Re: Choosing a data structure for AI applications
by raptor (Sexton) on Jul 16, 2002 at 17:06 UTC
    i'm just opening this node... i was always wanted something like this :")... after reading the article i will comment more..
    keep working :")
Re: Choosing a data structure for AI applications
by Anonymous Monk on Nov 29, 2007 at 11:18 UTC
    I also have thought some on data structures for AI applications, which is why I'm here, reading your post.

    I think that humans are incredibly self-referential. for instance, we frequently use terms like 'My car', 'My house', etc... even when we are newly born, it's 'this is how I get nourishment'.

    Personally, I'm looking for a data structure that allows n links to a datum that has n links to other datum, where n is an arbitrarily large number. Think of dictionary, in which every word of every definition is linked to the definition of that word.
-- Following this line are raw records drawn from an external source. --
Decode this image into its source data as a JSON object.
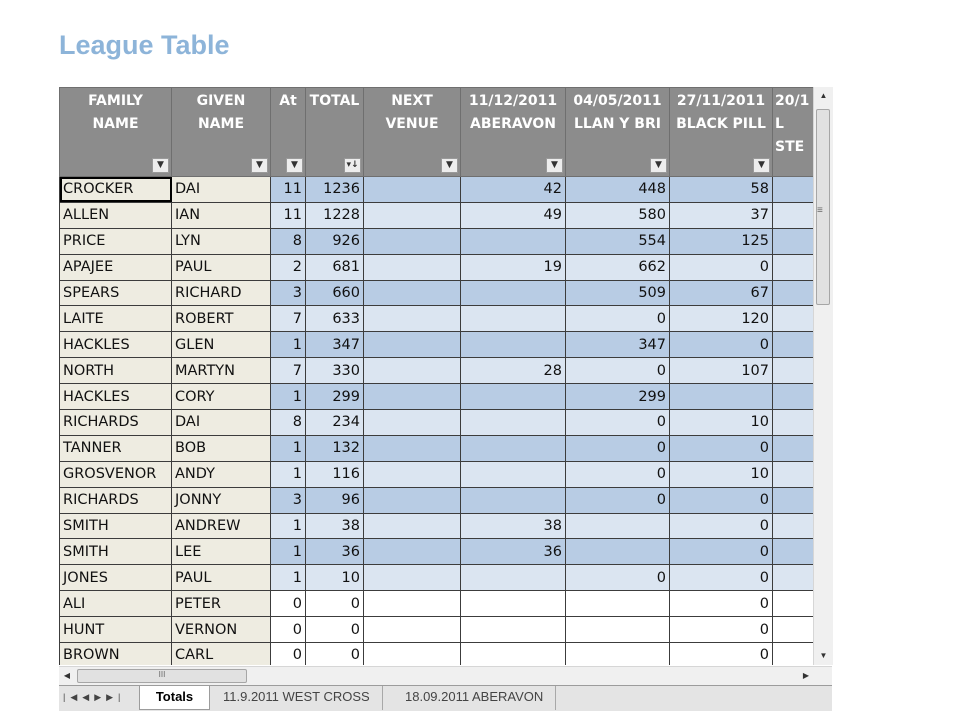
{
  "page_title": "League Table",
  "columns": [
    {
      "label": "FAMILY\nNAME",
      "filter_icon": "dropdown-arrow"
    },
    {
      "label": "GIVEN\nNAME",
      "filter_icon": "dropdown-arrow"
    },
    {
      "label": "At",
      "filter_icon": "dropdown-arrow"
    },
    {
      "label": "TOTAL",
      "filter_icon": "sort-descending"
    },
    {
      "label": "NEXT\nVENUE",
      "filter_icon": "dropdown-arrow"
    },
    {
      "label": "11/12/2011\nABERAVON",
      "filter_icon": "dropdown-arrow"
    },
    {
      "label": "04/05/2011\nLLAN Y BRI",
      "filter_icon": "dropdown-arrow"
    },
    {
      "label": "27/11/2011\nBLACK PILL",
      "filter_icon": "dropdown-arrow"
    },
    {
      "label": "20/1\nL\nSTE",
      "filter_icon": ""
    }
  ],
  "rows": [
    {
      "family": "CROCKER",
      "given": "DAI",
      "at": "11",
      "total": "1236",
      "next": "",
      "aberavon": "42",
      "llan": "448",
      "blackpill": "58"
    },
    {
      "family": "ALLEN",
      "given": "IAN",
      "at": "11",
      "total": "1228",
      "next": "",
      "aberavon": "49",
      "llan": "580",
      "blackpill": "37"
    },
    {
      "family": "PRICE",
      "given": "LYN",
      "at": "8",
      "total": "926",
      "next": "",
      "aberavon": "",
      "llan": "554",
      "blackpill": "125"
    },
    {
      "family": "APAJEE",
      "given": "PAUL",
      "at": "2",
      "total": "681",
      "next": "",
      "aberavon": "19",
      "llan": "662",
      "blackpill": "0"
    },
    {
      "family": "SPEARS",
      "given": "RICHARD",
      "at": "3",
      "total": "660",
      "next": "",
      "aberavon": "",
      "llan": "509",
      "blackpill": "67"
    },
    {
      "family": "LAITE",
      "given": "ROBERT",
      "at": "7",
      "total": "633",
      "next": "",
      "aberavon": "",
      "llan": "0",
      "blackpill": "120"
    },
    {
      "family": "HACKLES",
      "given": "GLEN",
      "at": "1",
      "total": "347",
      "next": "",
      "aberavon": "",
      "llan": "347",
      "blackpill": "0"
    },
    {
      "family": "NORTH",
      "given": "MARTYN",
      "at": "7",
      "total": "330",
      "next": "",
      "aberavon": "28",
      "llan": "0",
      "blackpill": "107"
    },
    {
      "family": "HACKLES",
      "given": "CORY",
      "at": "1",
      "total": "299",
      "next": "",
      "aberavon": "",
      "llan": "299",
      "blackpill": ""
    },
    {
      "family": "RICHARDS",
      "given": "DAI",
      "at": "8",
      "total": "234",
      "next": "",
      "aberavon": "",
      "llan": "0",
      "blackpill": "10"
    },
    {
      "family": "TANNER",
      "given": "BOB",
      "at": "1",
      "total": "132",
      "next": "",
      "aberavon": "",
      "llan": "0",
      "blackpill": "0"
    },
    {
      "family": "GROSVENOR",
      "given": "ANDY",
      "at": "1",
      "total": "116",
      "next": "",
      "aberavon": "",
      "llan": "0",
      "blackpill": "10"
    },
    {
      "family": "RICHARDS",
      "given": "JONNY",
      "at": "3",
      "total": "96",
      "next": "",
      "aberavon": "",
      "llan": "0",
      "blackpill": "0"
    },
    {
      "family": "SMITH",
      "given": "ANDREW",
      "at": "1",
      "total": "38",
      "next": "",
      "aberavon": "38",
      "llan": "",
      "blackpill": "0"
    },
    {
      "family": "SMITH",
      "given": "LEE",
      "at": "1",
      "total": "36",
      "next": "",
      "aberavon": "36",
      "llan": "",
      "blackpill": "0"
    },
    {
      "family": "JONES",
      "given": "PAUL",
      "at": "1",
      "total": "10",
      "next": "",
      "aberavon": "",
      "llan": "0",
      "blackpill": "0"
    },
    {
      "family": "ALI",
      "given": "PETER",
      "at": "0",
      "total": "0",
      "next": "",
      "aberavon": "",
      "llan": "",
      "blackpill": "0"
    },
    {
      "family": "HUNT",
      "given": "VERNON",
      "at": "0",
      "total": "0",
      "next": "",
      "aberavon": "",
      "llan": "",
      "blackpill": "0"
    },
    {
      "family": "BROWN",
      "given": "CARL",
      "at": "0",
      "total": "0",
      "next": "",
      "aberavon": "",
      "llan": "",
      "blackpill": "0"
    }
  ],
  "colors": {
    "header_bg": "#8c8c8c",
    "name_bg": "#eeece1",
    "band_dark": "#b8cce4",
    "band_light": "#dbe5f1",
    "title_color": "#8db4d9"
  },
  "scrollbar": {
    "h_thumb_grip": "III"
  },
  "sheet_tabs": {
    "nav_icons": [
      "first-sheet-icon",
      "prev-sheet-icon",
      "next-sheet-icon",
      "last-sheet-icon"
    ],
    "tabs": [
      {
        "label": "Totals",
        "active": true
      },
      {
        "label": "11.9.2011 WEST CROSS",
        "active": false
      },
      {
        "label": "18.09.2011 ABERAVON",
        "active": false
      }
    ]
  }
}
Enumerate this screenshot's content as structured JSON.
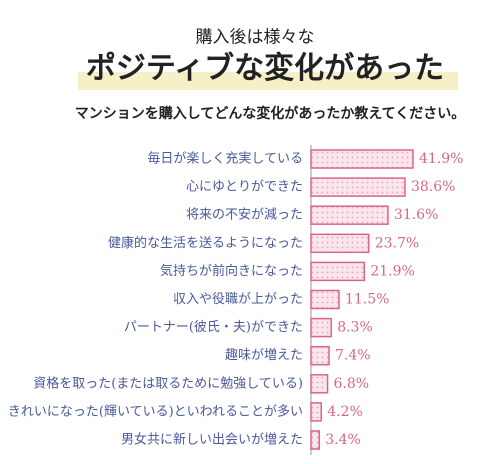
{
  "chart_data": {
    "type": "hbar",
    "title": "購入後は様々な",
    "subtitle": "ポジティブな変化があった",
    "question": "マンションを購入してどんな変化があったか教えてください。",
    "categories": [
      "毎日が楽しく充実している",
      "心にゆとりができた",
      "将来の不安が減った",
      "健康的な生活を送るようになった",
      "気持ちが前向きになった",
      "収入や役職が上がった",
      "パートナー(彼氏・夫)ができた",
      "趣味が増えた",
      "資格を取った(または取るために勉強している)",
      "きれいになった(輝いている)といわれることが多い",
      "男女共に新しい出会いが増えた"
    ],
    "values": [
      41.9,
      38.6,
      31.6,
      23.7,
      21.9,
      11.5,
      8.3,
      7.4,
      6.8,
      4.2,
      3.4
    ],
    "value_labels": [
      "41.9%",
      "38.6%",
      "31.6%",
      "23.7%",
      "21.9%",
      "11.5%",
      "8.3%",
      "7.4%",
      "6.8%",
      "4.2%",
      "3.4%"
    ],
    "color": "#d9668a"
  }
}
    Oh, I know some would say that's an excess that can't be sustained, but for true intelligence, it's a MUST. consider, for a moment The Fed-X box on the corner of my desk. It's a cube ( What's a cube?) it's interior and exterior dimensions have size (what's interior, exterior?) there's an unknown object inside it ( does interior have the same meaning, in this context, as 'inside'?). And I haven't even looked at surface properties, printed text, closure methods or dimensions.

    And this proposed data structure should be able to handle contextual linkages, as well. For instance the phrase 'I feel boxed in' is certainly not refering to the above mentioned Fed-X container.

    I also know, that such a data structure, once populated would be arbitrarily large, and the linkages between data might occupy more storage space than the data that's being linked.

    I can justify the data structure mentioned above any number of ways. Yet, I feel that such a data structure is required to make a mere program truly intelligent.